Schiffman and Tuncay [33] found a mean loss of 40 % of expansion in the inter-molar width within 5 years after the end of treatment. The net increase was between 3 and 4 mm in the long term, similar to the amount of normal growth in the period of time between the stages of the late-mixed and the permanent dentition. The authors did not consider that amount of increase a success, as Turpin [34] discussed in his editorial, if the aim of the treatment was to achieve a larger increase. Also, in this study, in which the global effect of the RME on the dental arch was analyzed, it can be concluded that the patients in the inter-transitional period showed sagittal and transverse dimensions no wider than those of adolescents in canine dental class I. The inter-molar arch depths were not influenced directly by the expansion, but at T3, the values were significantly lower than those in individuals at the same dental age. Normally, the upper arch modifies until the full eruption of the permanent dentition [12, 24] and has a tendency to become wider and shorter [12, 24, 35]. Further, expansion improved the transverse deficiency connected to the presence of a canine class II [27, 35]. Another important outcome was the value of the anterior irregularity index. In treated patients, it was significantly lower than in untreated individuals in malocclusion at the same dental age. Therefore, the choice to treat in the first transitional period and not later can have the goal of creating conditions conducive for development of the upper dental arch toward the dimensions of a patient in normal occlusion and not toward wider dimensions. Moreover, increasing the inter-canine arch length before the end of eruption of the permanent incisors, as reported by other authors [10, 32], can be a treatment option in middle and non-severe crowding, because the mean available space at T3 was 6.2 mm. A better alignment of the anterior teeth, a correct arrangement of the transseptal fibers, and a consequent reduction of risk in severe rotation [36] can be hypothesized. Similarly, this might confirm the results reported by Canuto et al. [37] that the RME applied later in the permanent dentition did not influence long-term maxillary anterior alignment stability.

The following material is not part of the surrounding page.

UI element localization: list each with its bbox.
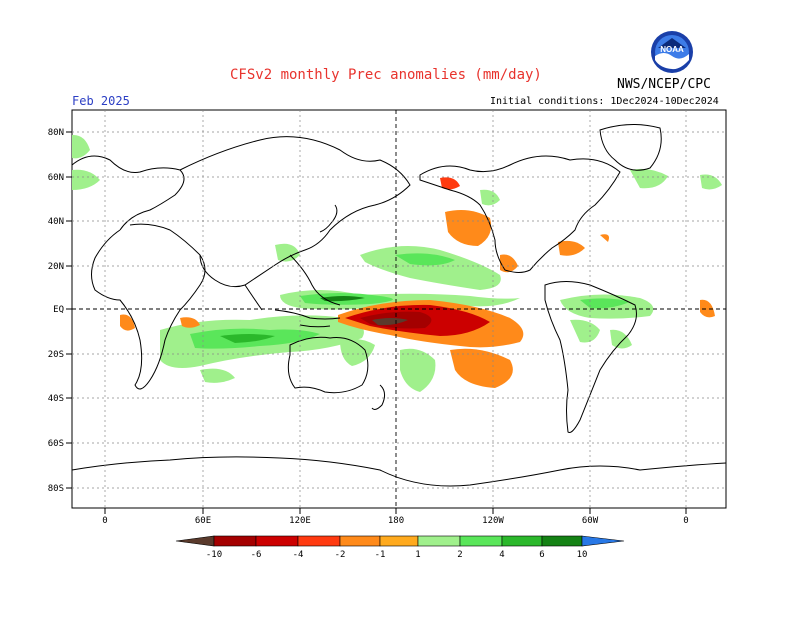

Moreover, the option to anchor the appliance to the deciduous teeth can avoid the side effects of periodontal problems [1618], root resorption [2, 13, 14], and white-spot lesions [19].

Further long-term studies based on a bigger sample size, more representative of the orthodontic population, are necessary to confirm these results.

Conclusions

Rapid maxillary expansion performed in the first period of transition is effective in the treatment of patients with a lateral cross-bite. The dental arch increases in dimensions earlier toward the values of the permanent dentition stage, in comparison with dimensions in homogeneous untreated individuals. As a result, the increase in arch length can improve the alignment of the upper anterior teeth in patients with low or moderate crowding.

Therefore, early treatment with a Haas expander anchored to the primary dentition could be a satisfactory procedure for lateral cross-bite resolution and for anterior crowding improvement, due to simplicity of appliance design, ease of treatment management, and low risk of side effects.